Later on, they finally gave them land, scattered plots far from the shantytown. Later on, they built the village with earthen walls. But two-thirds of the emigrants were dead, there as everywhere in Algeria, without having laid hands on a spade or a plow. The others remained Parisian in the fields, plowing in top hats, gun on the shoulder, a pipe between their teeth—and only pipes with covers were allowed, never cigarettes, because of fires—and quinine in their pockets, quinine sold in the cafés in Bône and in the canteen in Mondovi as an ordinary drink, to your health, accompanied by their wives in silk dresses.
But always the gun and the soldiers around, and even to do the laundry in the Seybouse an escort was needed for those who in the old days would hold a peaceful salon while working at the washhouse in the rue des Archives; and the village itself was often attacked at night, as in ’51 during one of the uprisings when hundreds of cavalrymen in burnooses circling the walls fled seeing the stovepipes the besieged people aimed at them to simulate cannons, building and working in an enemy land that refused to be occupied and took its revenge on whatever it found, and why was Jacques thinking about his mother while the plane rose and now was coming down? Picturing that wagon bogged down on the road from Bône, where the settlers had left a pregnant woman to go for help and found her with her belly slit and her breasts cut off.
“It was war,” said Veillard.
“Let’s be fair,” added the old doctor. “We shut them up in caves with their whole brood, yes indeed, yes indeed, and they cut the balls off the first Berbers, who themselves … and so on all the way back to the first criminal—you know, his name was Cain—and since then it’s been war; men are abominable, especially under a ferocious sun.”

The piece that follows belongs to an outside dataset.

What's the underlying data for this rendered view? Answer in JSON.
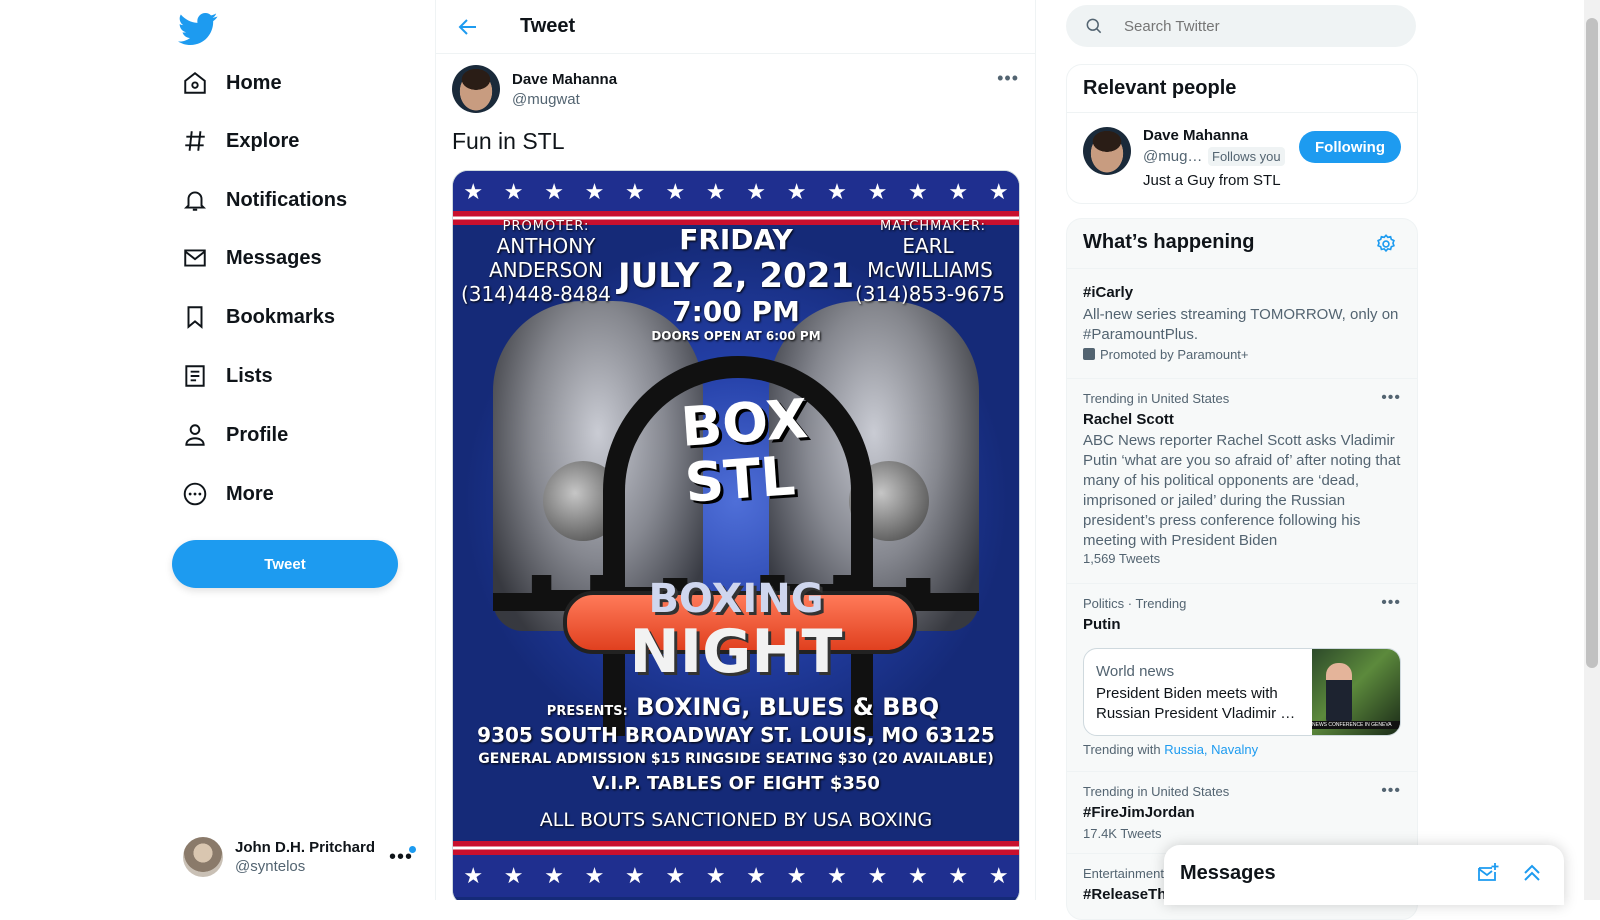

And after lunch they had walked through the village, similar to hundreds of other villages all over the country, a few hundred small houses in the simple style of the end of the nineteenth century, laid out on several streets that met at right angles where the larger buildings were—the cooperative, the farm bank, the recreation hall—and everything led to the metal-framed bandstand, looking like a carousel or a large Métro entrance, where for years the village men’s choir or the military band had given concerts on holidays, while couples in their Sunday best strolled around it, in the heat and the dust, shelling peanuts.
Today was also a Sunday, but the army’s psychological warfare branch had installed loudspeakers in the bandstand, the crowd was mostly Arab, and they were not strolling around the square; they were standing still and listening to the Arab music that alternated with speeches, and the French people lost in the crowd all had the same look, somber and turned to the future, like those who long ago had come here on the Labrador, or those who landed other places in the same circumstances, with the same suffering, fleeing poverty or persecution, finding sorrow and stone.
Such were the Spaniards of Mahon, ancestors of Jacques’s mother, or those Alsatians who in ’71 had rejected German rule and chosen France, and they were given the land of the Arab rebels of ’71, who were dead or imprisoned—dissidents taking the places kept warm by insurgents, persecuted-persecutors from whom his father descended, who, forty years later, arrived in this place, with the same somber and determined manner, his thoughts only on the future, like those who have no love for their past and renounce it; an emigrant himself like those who lived and had lived on this land without leaving a trace except on the worn and greened-over slabs in the small settler cemeteries such as the one Jacques had visited with the old doctor at the end of the day after Veillard had left.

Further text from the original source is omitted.